I have below code in Python but I need to convert this to pyspark,
qm1['c1'] = [x[0] in x[1] for x in zip(qm1['id'], qm1['question'])]
qm1['c1'] = qm1['c1'].astype(str)
qm1a = qm1[(qm1.c1 == 'True')]
The output of this python code is
question | key | id | c1 |
---|---|---|---|
Women | 0 | omen | True |
machine | 0 | mac | True |
Could someone please help me out on the same as I am a beginner in Python?

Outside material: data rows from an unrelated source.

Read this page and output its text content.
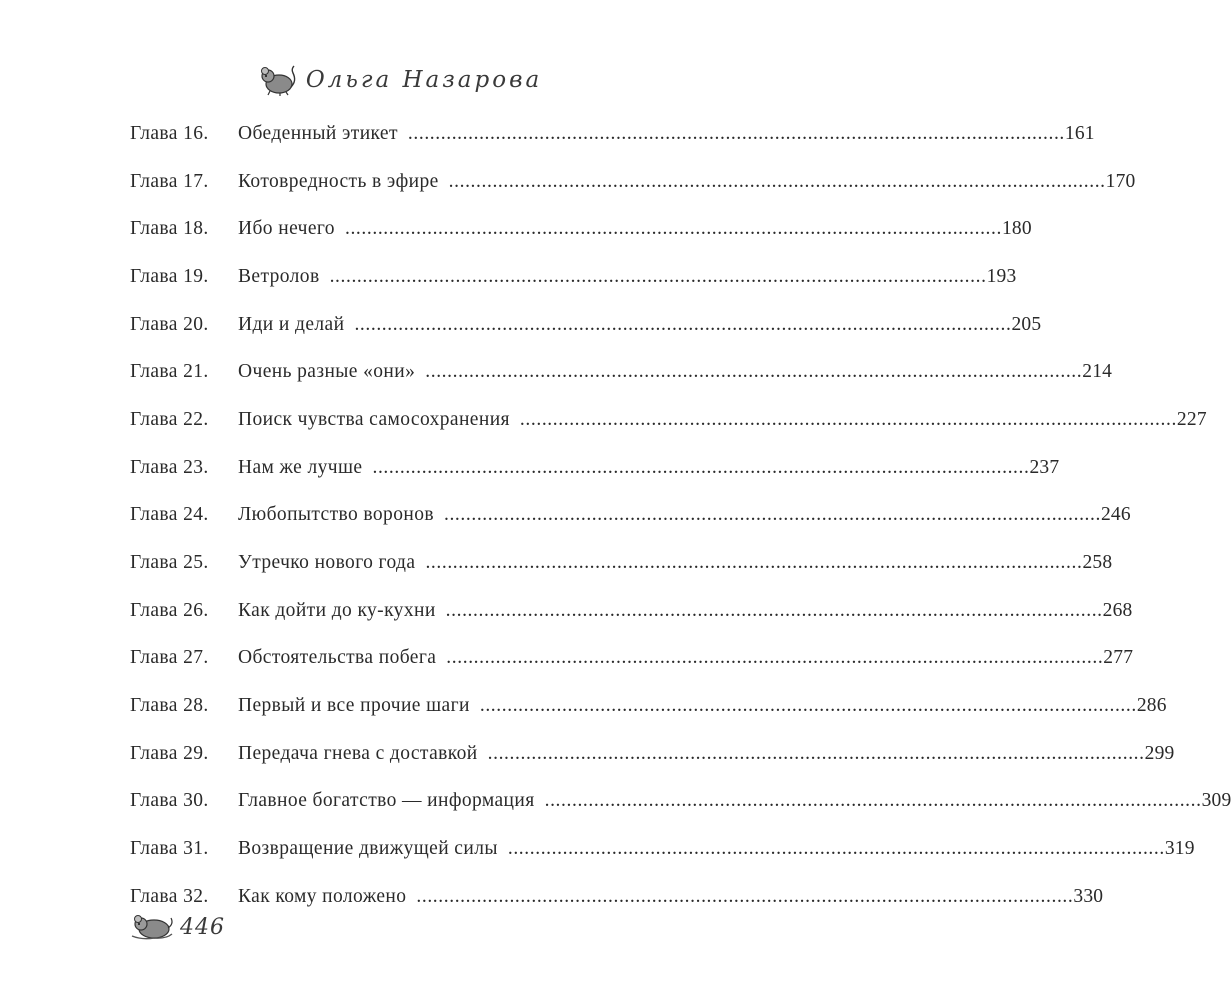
Ольга Назарова
Глава 16.	Обеденный этикет ........................................................................................................................ 161
Глава 17.	Котовредность в эфире ........................................................................................................................ 170
Глава 18.	Ибо нечего ........................................................................................................................ 180
Глава 19.	Ветролов ........................................................................................................................ 193
Глава 20.	Иди и делай ........................................................................................................................ 205
Глава 21.	Очень разные «они» ........................................................................................................................ 214
Глава 22.	Поиск чувства самосохранения ........................................................................................................................ 227
Глава 23.	Нам же лучше ........................................................................................................................ 237
Глава 24.	Любопытство воронов ........................................................................................................................ 246
Глава 25.	Утречко нового года ........................................................................................................................ 258
Глава 26.	Как дойти до ку-кухни ........................................................................................................................ 268
Глава 27.	Обстоятельства побега ........................................................................................................................ 277
Глава 28.	Первый и все прочие шаги ........................................................................................................................ 286
Глава 29.	Передача гнева с доставкой ........................................................................................................................ 299
Глава 30.	Главное богатство — информация ........................................................................................................................ 309
Глава 31.	Возвращение движущей силы ........................................................................................................................ 319
Глава 32.	Как кому положено ........................................................................................................................ 330
446
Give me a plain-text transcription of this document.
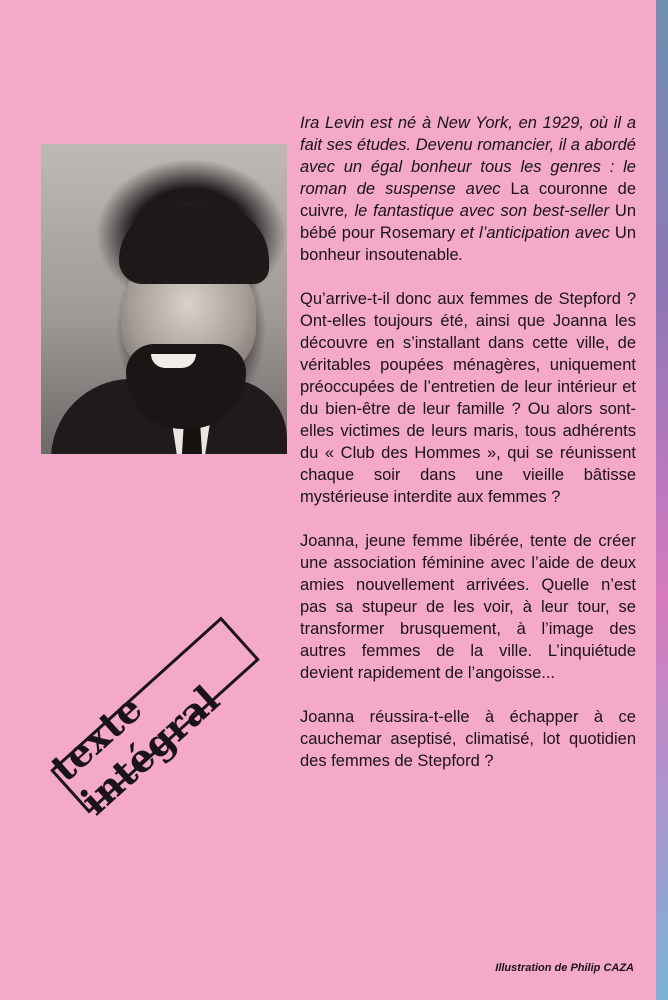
texte intégral

Ira Levin est né à New York, en 1929, où il a fait ses études. Devenu romancier, il a abordé avec un égal bonheur tous les genres : le roman de suspense avec La couronne de cuivre, le fantastique avec son best-seller Un bébé pour Rosemary et l’anticipation avec Un bonheur insoutenable.

Qu’arrive-t-il donc aux femmes de Stepford ? Ont-elles toujours été, ainsi que Joanna les découvre en s’installant dans cette ville, de véritables poupées ménagères, uniquement préoccupées de l’entretien de leur intérieur et du bien-être de leur famille ? Ou alors sont-elles victimes de leurs maris, tous adhérents du « Club des Hommes », qui se réunissent chaque soir dans une vieille bâtisse mystérieuse interdite aux femmes ?

Joanna, jeune femme libérée, tente de créer une association féminine avec l’aide de deux amies nouvellement arrivées. Quelle n’est pas sa stupeur de les voir, à leur tour, se transformer brusquement, à l’image des autres femmes de la ville. L’inquiétude devient rapidement de l’angoisse...

Joanna réussira-t-elle à échapper à ce cauchemar aseptisé, climatisé, lot quotidien des femmes de Stepford ?

Illustration de Philip CAZA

CodePudding user response:
here is my test test (as your question does not contain any)
df.show()
-------- --- ----
|question|key| id|
-------- --- ----
| Women| 0|omen|
| machine| 2| mac|
| foo| 1| bar|
-------- --- ----
and my code to create the expected output :
from pyspark.sql import functions as F
df = df.withColumn("c1", F.col("question").contains(F.col("id")))
df.show()
-------- --- ---- -----
|question|key| id| c1|
-------- --- ---- -----
| Women| 0|omen| true|
| machine| 2| mac| true|
| foo| 1| bar|false|
-------- --- ---- -----
then you can simply filter
on c1:
df.where("c1").show()
-------- --- ---- ----
|question|key| id| c1|
-------- --- ---- ----
| Women| 0|omen|true|
| machine| 2| mac|true|
-------- --- ---- ----